Mattila also plays the electric guitar and digs Jimi Hendrix, and he has no problem performing a Bach Fantasia on an electric guitar. The organiser of all kinds of events in the early days of the Avanti! orchestra specialising in contemporary music, Mattila aims in his performances at diversity and, from time to time, at crossing generic boundaries.
“I’ve done all sorts of concerts, some of them experimental, but there are times when I just want to listen to music in peace and quiet.”
“Cheap tricks to woo audiences”
Ralf Gothóni is one of Finland’s most highly-acclaimed musicians – a pianist and conductor with a global reputation whose outspoken comments on the state of music are the subject of debate from time to time. His frank opinions on education policy, musical culture and even worldview have divided already discordant musical circles into two camps. Gothóni has even come to be regarded as a musical conservative loath to move with the world. Elsewhere, he subscribes to the good, traditional values.
Crossover events and concerts seasoned with extraneous tricks seem to him to be nothing more than cheap attempts to woo audiences; they lead nowhere and are not the way to rescue music. Yet he does not consider himself conservative.
“The fact that you don’t like crossover and tricks doesn’t mean you’re conservative, because there’s nothing new in them. The content does not change, however you package it. And only too often, performers nowadays are just narcissists out to attract media attention.
The concert as such is not, for Ralf Gothóni, particularly sacred, because the institution does not in itself sanctify anything; there is, however, something mystical and unfathomable in the moments filled with music. The sensitivity and the attempt to grasp the moment to which the musician aspires in every concert is lost if he resorts to cheap, facile tricks to sustain the interest of people who seldom go to concerts.
“The more delicate and tranquil the music performed is, the more I notice coughs in the audience. In this noisy day and age, it’s difficult to stop and listen to oneself and to calm down in a concert. Concentrating has, I suppose, become too onerous.”

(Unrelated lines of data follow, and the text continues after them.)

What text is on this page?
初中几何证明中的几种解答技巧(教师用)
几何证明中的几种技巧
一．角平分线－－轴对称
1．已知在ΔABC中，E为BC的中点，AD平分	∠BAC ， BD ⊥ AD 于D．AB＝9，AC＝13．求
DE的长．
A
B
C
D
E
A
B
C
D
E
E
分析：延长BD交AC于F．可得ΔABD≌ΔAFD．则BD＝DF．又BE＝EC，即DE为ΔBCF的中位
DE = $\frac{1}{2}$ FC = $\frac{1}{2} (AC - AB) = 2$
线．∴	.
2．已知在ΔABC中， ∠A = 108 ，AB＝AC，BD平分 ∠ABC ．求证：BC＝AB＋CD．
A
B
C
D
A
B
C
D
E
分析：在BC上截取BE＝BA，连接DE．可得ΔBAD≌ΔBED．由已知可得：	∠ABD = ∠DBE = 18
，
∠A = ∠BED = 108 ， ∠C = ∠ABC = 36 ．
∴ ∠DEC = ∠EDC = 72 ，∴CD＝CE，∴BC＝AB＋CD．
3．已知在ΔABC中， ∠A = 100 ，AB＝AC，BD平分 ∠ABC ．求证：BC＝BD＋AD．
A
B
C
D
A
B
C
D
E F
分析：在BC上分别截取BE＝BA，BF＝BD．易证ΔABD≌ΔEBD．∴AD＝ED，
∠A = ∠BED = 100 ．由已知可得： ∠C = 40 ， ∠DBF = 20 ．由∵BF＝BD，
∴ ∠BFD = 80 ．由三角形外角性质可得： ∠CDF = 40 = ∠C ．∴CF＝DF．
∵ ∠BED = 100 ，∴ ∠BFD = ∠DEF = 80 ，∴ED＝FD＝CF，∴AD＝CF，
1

Despite his critical comments about audiences, it is not, according to Gothóni, solely the audience’s fault if the music does not speak to it. He lists many reasons. The listener at a concert wants to experience something – call it understanding the music. If he fails to do so, he becomes indifferent and bored. Today’s widespread ignorance is partly the fault of the school system, which has reduced the teaching of music to a minimum. Gothóni draws a parallel with literature: instead of developing their own imagination by reading a novel, people buy it in fast-food format, as a pre-packed Hollywood DVD.
“Really and truly, there is no dead tradition except in the mind. To every single child, Beethoven’s Fifth is new and contemporary music the first time he hears it − if he gets to hear it, that is…”
For decades now, Ralf Gothóni has often talked about the works to be performed at concerts or stayed on afterwards to discuss them with members of the audience. This brings the artist closer to the audience and may make the concert more of a shared experience. “At a concert, the artist presents his view of the music, and of life in fact, for the audience to appraise. Behind each concert is the work of a lifetime. The performer has to try to achieve a level at which the listener can naturally understand. If all is successful, a very special and inexplicable energy field will be established, of the music and the souls in touch with it.”
Introducing light music into concerts has, he claims, done music as a whole a disservice, but he believes the craze has already gone out of fashion. From his colleagues he hears only irritated comments about concerts jazzed up with elements of show.
So what about attempts like the Klasariklubi to change the performing conventions? Is it easier to access an audience by performing in a club?
“Sure, I’ve been involved in this, too, but it would be childish to imagine that performing in a bistro is the ultimate solution. Musicians’ primary mission is to maintain a high standard and to trust the power of our finest cultural achievements to speak to people’s souls.”